The top ministry source said apart from SpiceJet, some other LCCs are also examining medium to long haul flights. “We are now looking at LCCs having a hub and spoke model where their turboprops and single aisle planes get traffic into their metro hubs from where their wide body planes offer connectivity to destinations that are eight to nine hours away,” the source said. Led by IndiGo, budget airlines account for almost two-third of all domestic flyers today.

Airbus has for years been trying to convince IndiGo to look at its Airbus A-330 for longer flights but the profitable LCC remained firm to its one-type-ofaircraft business model. While announcing its decision to have ATRs in its fleet, IndiGo president Aditya Ghosh said the airline is “embarking on a journey to build a nation-wide regional network and connect cities that have not benefitted from the growth in Indian aviation.”
“SpiceJet continues to study the viability of low-cost long haul travel and a decision will be taken in due course,” said Ajay Singh, when asked if and by when the LCC will start flights to western Europe. The airline said it is looking at London, Birmingham, Paris, Amsterdam, Frankfurt and Zurich as possible destinations.

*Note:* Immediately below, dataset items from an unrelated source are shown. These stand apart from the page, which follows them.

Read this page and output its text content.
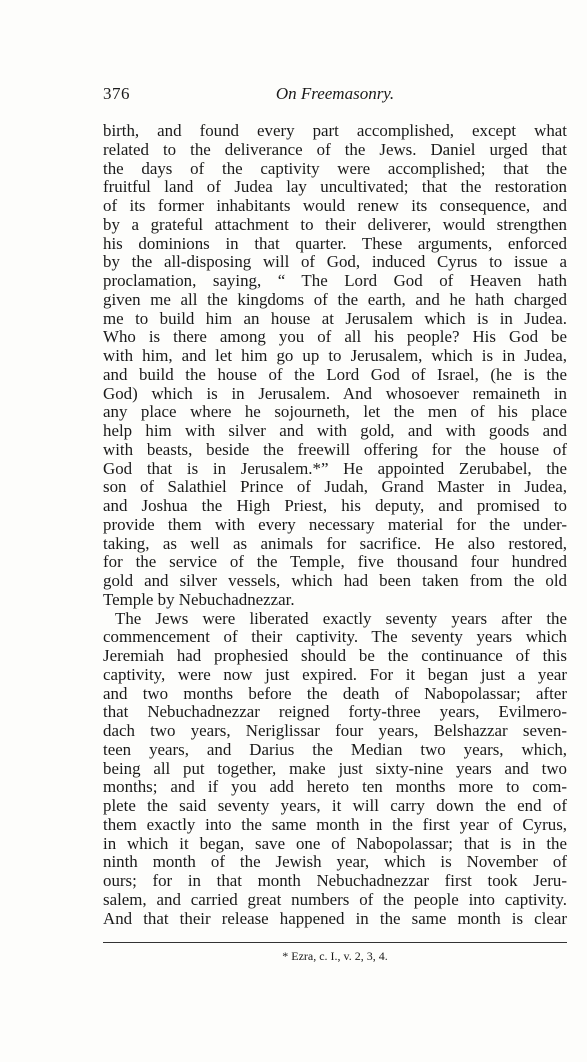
376	On Freemasonry.
birth, and found every part accomplished, except what
related to the deliverance of the Jews. Daniel urged that
the days of the captivity were accomplished; that the
fruitful land of Judea lay uncultivated; that the restoration
of its former inhabitants would renew its consequence, and
by a grateful attachment to their deliverer, would strengthen
his dominions in that quarter. These arguments, enforced
by the all-disposing will of God, induced Cyrus to issue a
proclamation, saying, “ The Lord God of Heaven hath
given me all the kingdoms of the earth, and he hath charged
me to build him an house at Jerusalem which is in Judea.
Who is there among you of all his people? His God be
with him, and let him go up to Jerusalem, which is in Judea,
and build the house of the Lord God of Israel, (he is the
God) which is in Jerusalem. And whosoever remaineth in
any place where he sojourneth, let the men of his place
help him with silver and with gold, and with goods and
with beasts, beside the freewill offering for the house of
God that is in Jerusalem.*” He appointed Zerubabel, the
son of Salathiel Prince of Judah, Grand Master in Judea,
and Joshua the High Priest, his deputy, and promised to
provide them with every necessary material for the under-
taking, as well as animals for sacrifice. He also restored,
for the service of the Temple, five thousand four hundred
gold and silver vessels, which had been taken from the old
Temple by Nebuchadnezzar.
The Jews were liberated exactly seventy years after the
commencement of their captivity. The seventy years which
Jeremiah had prophesied should be the continuance of this
captivity, were now just expired. For it began just a year
and two months before the death of Nabopolassar; after
that Nebuchadnezzar reigned forty-three years, Evilmero-
dach two years, Neriglissar four years, Belshazzar seven-
teen years, and Darius the Median two years, which,
being all put together, make just sixty-nine years and two
months; and if you add hereto ten months more to com-
plete the said seventy years, it will carry down the end of
them exactly into the same month in the first year of Cyrus,
in which it began, save one of Nabopolassar; that is in the
ninth month of the Jewish year, which is November of
ours; for in that month Nebuchadnezzar first took Jeru-
salem, and carried great numbers of the people into captivity.
And that their release happened in the same month is clear
* Ezra, c. I., v. 2, 3, 4.
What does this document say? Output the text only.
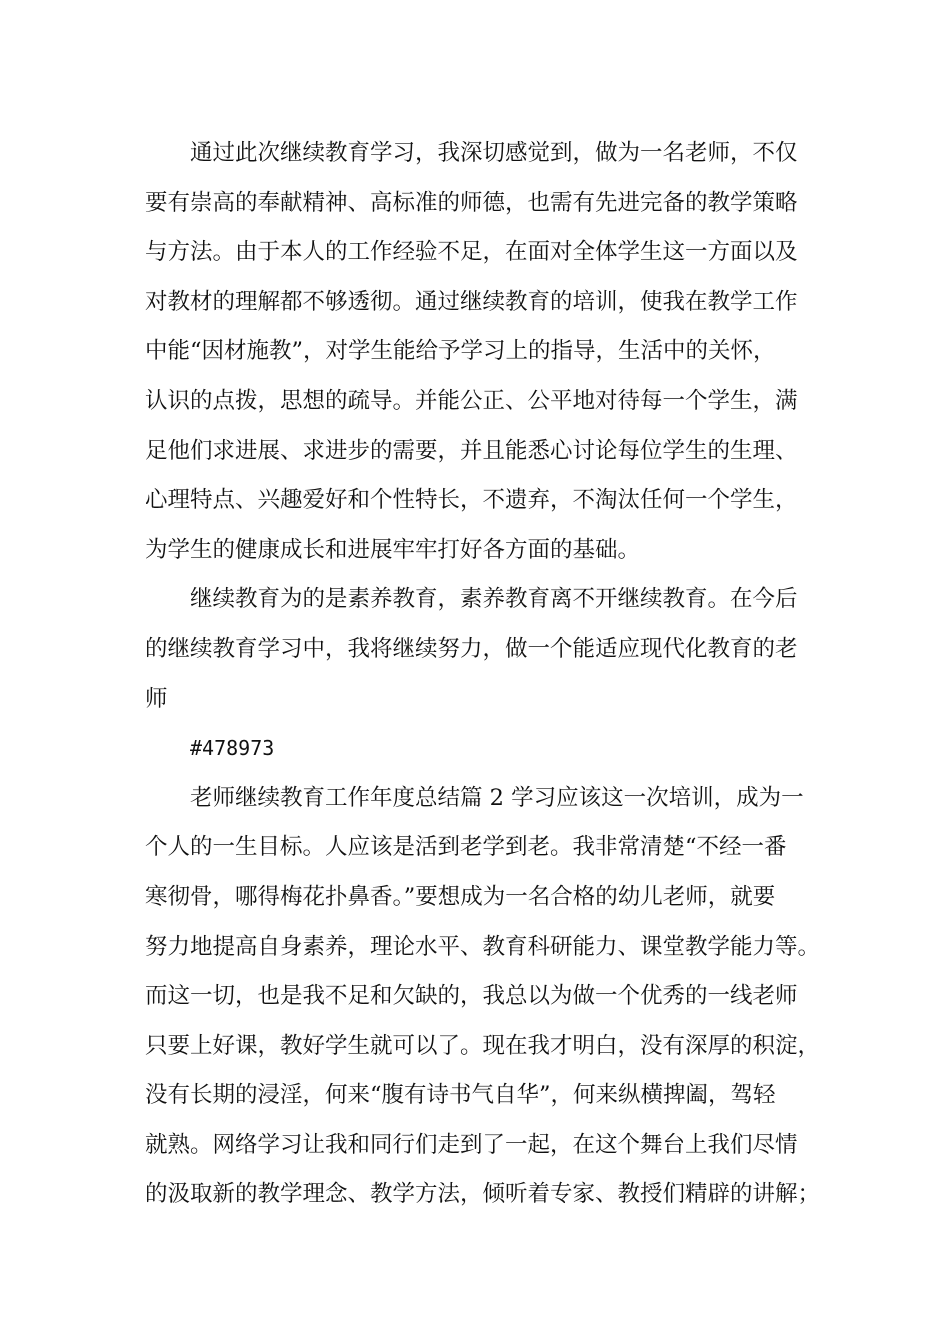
通过此次继续教育学习，我深切感觉到，做为一名老师，不仅
要有崇高的奉献精神、高标准的师德，也需有先进完备的教学策略
与方法。由于本人的工作经验不足，在面对全体学生这一方面以及
对教材的理解都不够透彻。通过继续教育的培训，使我在教学工作
中能“因材施教”，对学生能给予学习上的指导，生活中的关怀，
认识的点拨，思想的疏导。并能公正、公平地对待每一个学生，满
足他们求进展、求进步的需要，并且能悉心讨论每位学生的生理、
心理特点、兴趣爱好和个性特长，不遗弃，不淘汰任何一个学生，
为学生的健康成长和进展牢牢打好各方面的基础。
继续教育为的是素养教育，素养教育离不开继续教育。在今后
的继续教育学习中，我将继续努力，做一个能适应现代化教育的老
师
#478973
老师继续教育工作年度总结篇 2 学习应该这一次培训，成为一
个人的一生目标。人应该是活到老学到老。我非常清楚“不经一番
寒彻骨，哪得梅花扑鼻香。”要想成为一名合格的幼儿老师，就要
努力地提高自身素养，理论水平、教育科研能力、课堂教学能力等。
而这一切，也是我不足和欠缺的，我总以为做一个优秀的一线老师
只要上好课，教好学生就可以了。现在我才明白，没有深厚的积淀，
没有长期的浸淫，何来“腹有诗书气自华”，何来纵横捭阖，驾轻
就熟。网络学习让我和同行们走到了一起，在这个舞台上我们尽情
的汲取新的教学理念、教学方法，倾听着专家、教授们精辟的讲解；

The reason for the shift by India’s biggest LCCs is not surprising. The big growth in air travel is coming from small towns and the Modi government’s subsidised regional flying model to ensure reasonable tickets will provide a further push to that. Secondly, Indian travellers to rest of the world are increasingly opting for foreign LCCs which offer connections to as far as Australia and eastern Europe through their hubs in Dubai and Singapore. Indian budget airlines want a share of this growing pie.

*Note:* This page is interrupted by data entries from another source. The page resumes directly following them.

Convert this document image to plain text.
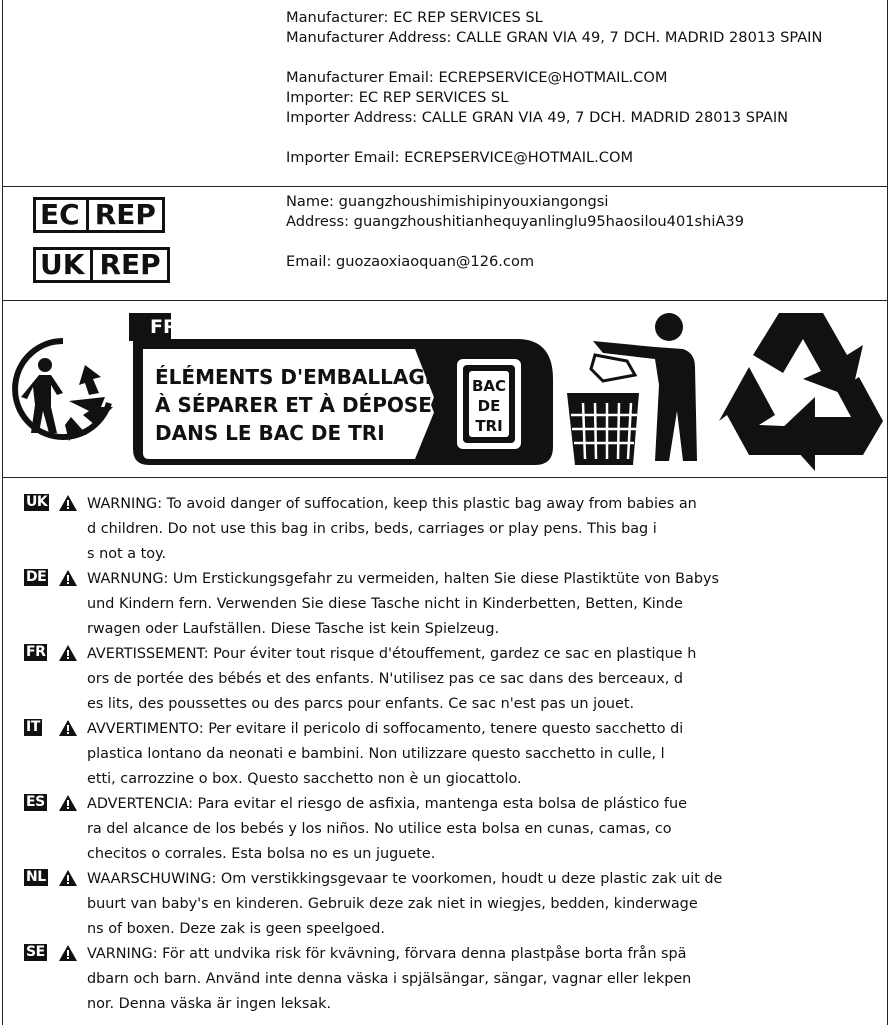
Manufacturer: EC REP SERVICES SL
Manufacturer Address: CALLE GRAN VIA 49, 7 DCH. MADRID 28013 SPAIN
Manufacturer Email: ECREPSERVICE@HOTMAIL.COM
Importer: EC REP SERVICES SL
Importer Address: CALLE GRAN VIA 49, 7 DCH. MADRID 28013 SPAIN
Importer Email: ECREPSERVICE@HOTMAIL.COM
EC REP
UK REP
Name: guangzhoushimishipinyouxiangongsi
Address: guangzhoushitianhequyanlinglu95haosilou401shiA39
Email: guozaoxiaoquan@126.com
FR
ÉLÉMENTS D'EMBALLAGE
À SÉPARER ET À DÉPOSER
DANS LE BAC DE TRI
BAC
DE
TRI
UK	WARNING: To avoid danger of suffocation, keep this plastic bag away from babies an
d children. Do not use this bag in cribs, beds, carriages or play pens. This bag i
s not a toy.
DE	WARNUNG: Um Erstickungsgefahr zu vermeiden, halten Sie diese Plastiktüte von Babys
und Kindern fern. Verwenden Sie diese Tasche nicht in Kinderbetten, Betten, Kinde
rwagen oder Laufställen. Diese Tasche ist kein Spielzeug.
FR	AVERTISSEMENT: Pour éviter tout risque d'étouffement, gardez ce sac en plastique h
ors de portée des bébés et des enfants. N'utilisez pas ce sac dans des berceaux, d
es lits, des poussettes ou des parcs pour enfants. Ce sac n'est pas un jouet.
IT	AVVERTIMENTO: Per evitare il pericolo di soffocamento, tenere questo sacchetto di
plastica lontano da neonati e bambini. Non utilizzare questo sacchetto in culle, l
etti, carrozzine o box. Questo sacchetto non è un giocattolo.
ES	ADVERTENCIA: Para evitar el riesgo de asfixia, mantenga esta bolsa de plástico fue
ra del alcance de los bebés y los niños. No utilice esta bolsa en cunas, camas, co
checitos o corrales. Esta bolsa no es un juguete.
NL	WAARSCHUWING: Om verstikkingsgevaar te voorkomen, houdt u deze plastic zak uit de
buurt van baby's en kinderen. Gebruik deze zak niet in wiegjes, bedden, kinderwage
ns of boxen. Deze zak is geen speelgoed.
SE	VARNING: För att undvika risk för kvävning, förvara denna plastpåse borta från spä
dbarn och barn. Använd inte denna väska i spjälsängar, sängar, vagnar eller lekpen
nor. Denna väska är ingen leksak.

The biggest foreign LCCs currently operating to India are Singapore-based Scoot and Tiger (both part of Singapore Airlines’ Group); Kuala Lumpurbased AirAsia; Dubai-based flydubai and Sharjah’s Air Arabia. While the SIA budget carriers offer connections to China, Southeast Asia and Australia from their hub, the Gulf LCCs do so to eastern Europe, West Asia and Africa. In fact, flydubai gets a significant transfer traffic for its Europe flights from India.

A recent study by Cox & Kings showed overseas travel for leisure has doubled in last one year from tier 2 cities like Lucknow, Ahmedabad, Amritsar and Kochi as foreign airlines now offer direct connections from these places to their hubs in the Gulf and Southeast Asia.